1-2 Starting a New Drawing
Figure 1-1 shows the initial SolidWorks screen.
To Start a New Drawing
Click the New tool icon at the top of the drawing screen.
A new drawing screen will appear. See Figure 1-2. The New SolidWorks Document dialog box will appear. SolidWorks can be used to create three types of documents: Part, Assembly, and Drawing.
There are two versions of the New SolidWorks Document dialog box: Novice and Advanced. The Advanced version includes Tutorials. Either version can be used to access the Part Document area.
Part drawings are 3D solid models of individual parts.
Assembly drawings are used to create drawings of assemblies that contain several Part drawings.
Drawing drawings are used to create orthographic views of the Part and Assembly drawings. Dimensions and tolerances can be applied to Drawing drawings.
Click the Part tool and then click the OK box.
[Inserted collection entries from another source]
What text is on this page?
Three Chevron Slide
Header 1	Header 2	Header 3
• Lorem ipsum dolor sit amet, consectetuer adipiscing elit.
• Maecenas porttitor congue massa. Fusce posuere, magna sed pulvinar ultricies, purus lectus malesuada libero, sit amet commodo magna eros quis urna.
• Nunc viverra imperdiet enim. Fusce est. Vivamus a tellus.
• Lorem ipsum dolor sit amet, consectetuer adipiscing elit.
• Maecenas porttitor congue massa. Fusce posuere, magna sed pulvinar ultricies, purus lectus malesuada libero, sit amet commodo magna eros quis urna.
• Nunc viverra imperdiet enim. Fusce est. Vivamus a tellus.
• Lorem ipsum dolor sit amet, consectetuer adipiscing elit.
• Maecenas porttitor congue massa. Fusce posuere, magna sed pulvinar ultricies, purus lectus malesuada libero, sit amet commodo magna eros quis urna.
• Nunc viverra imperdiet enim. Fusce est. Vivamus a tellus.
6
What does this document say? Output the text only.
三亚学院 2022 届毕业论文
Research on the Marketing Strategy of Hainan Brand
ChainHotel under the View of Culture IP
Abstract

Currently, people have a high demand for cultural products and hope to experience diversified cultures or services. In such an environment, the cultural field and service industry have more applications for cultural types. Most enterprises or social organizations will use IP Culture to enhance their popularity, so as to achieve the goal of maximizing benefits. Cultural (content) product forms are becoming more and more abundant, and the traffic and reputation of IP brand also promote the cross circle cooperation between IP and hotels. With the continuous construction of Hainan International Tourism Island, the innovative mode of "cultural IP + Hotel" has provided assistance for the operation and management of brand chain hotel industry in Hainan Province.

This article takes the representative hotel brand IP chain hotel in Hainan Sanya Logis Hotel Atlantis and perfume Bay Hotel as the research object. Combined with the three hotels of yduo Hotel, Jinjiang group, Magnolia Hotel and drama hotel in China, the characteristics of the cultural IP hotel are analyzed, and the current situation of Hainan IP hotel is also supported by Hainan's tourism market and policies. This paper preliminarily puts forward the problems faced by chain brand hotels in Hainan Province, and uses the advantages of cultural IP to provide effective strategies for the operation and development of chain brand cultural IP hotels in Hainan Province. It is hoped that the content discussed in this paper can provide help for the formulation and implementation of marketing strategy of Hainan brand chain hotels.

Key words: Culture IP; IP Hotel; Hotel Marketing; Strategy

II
The Part drawing screen will appear. See Figure 1-3. Note the different areas of the screen. The Features tab is currently activated, so the Features tools are displayed. Each tool icon on the Features toolbar is accompanied by its name. These names can be removed and the toolbar condensed to expand the size of the drawing screen. For clarity these named tools will be included in the first few chapters of the book so you gain enough knowledge of the tools to work without their names.
To Select a Drawing Plane
SolidWorks uses one of three basic planes to define a drawing: Front, Top, and Right. These planes correspond to the planes used to define orthographic views that will be explained in Chapter 4. The Top plane will be used to demonstrate the first few tools.
Define the plane on which the part will be created.
Click the Top plane option in the Feature manager box on the left side of the drawing screen.
See Figure 1-4. An outline of the Top plane will appear using the Trimetric orientation, that is, a type of 3D orientation.
Click the Sketch tool as shown in Figure 1-4.
The Top plane’s orientation will change to a 2D view. The Top plane appears as a rectangle because the view is taken at 90° to the plane. This means that all 2D shapes drawn on the plane will appear as true shapes.
Click the Line tool.
With the Line tool activated, locate the cursor on the origin. The origin is indicated by the two red arrows spaced 90° apart. See Figure 1-5.
Two icons will appear on the screen: the Line tool icon indicating that the Line tool is active, and the Coincident relationship icon indicating that the origin and the starting point for the line are on the same point.
Move the cursor away from the origin horizontally to the right.
As you move the cursor away from the origin a distance, an angle value will appear. See Figure 1-6. The distance is as measured from the origin or starting point for the line and the angle is based on the SolidWorks definition of 0° as a horizontal line to the left of the starting point. We are drawing to the right, so the angular value is 180°.
Two other icons will also appear: the Line tool icon and the horizontal relationship icon.
Click the mouse to define the endpoint of the line.
Move the cursor vertically downwards. Do not click the mouse.
A new line will be drawn using the endpoint of the horizontal line as the starting point for the vertical line. Distance and angle values will appear based on the new starting point, and the Line and vertical relationship icons will appear.
Press the Escape <Esc> key or right-click the mouse and click the Select option.
Click the Smart Dimension tool, click the line, and move the cursor away from the line.
A dimension will appear.
Click the mouse to define the location of the dimension.
The Modify dialog box will appear.
Enter a distance value for the line and click the green OK check mark.
Click anywhere on the drawing screen to complete the line drawing.
The dimension can be moved by locating the cursor on the dimension, pressing and holding the mouse button, and dragging the cursor.
Click the File tab located at the top of the screen.
Click the Don’t Save option.
The screen will return to the original SolidWorks screen.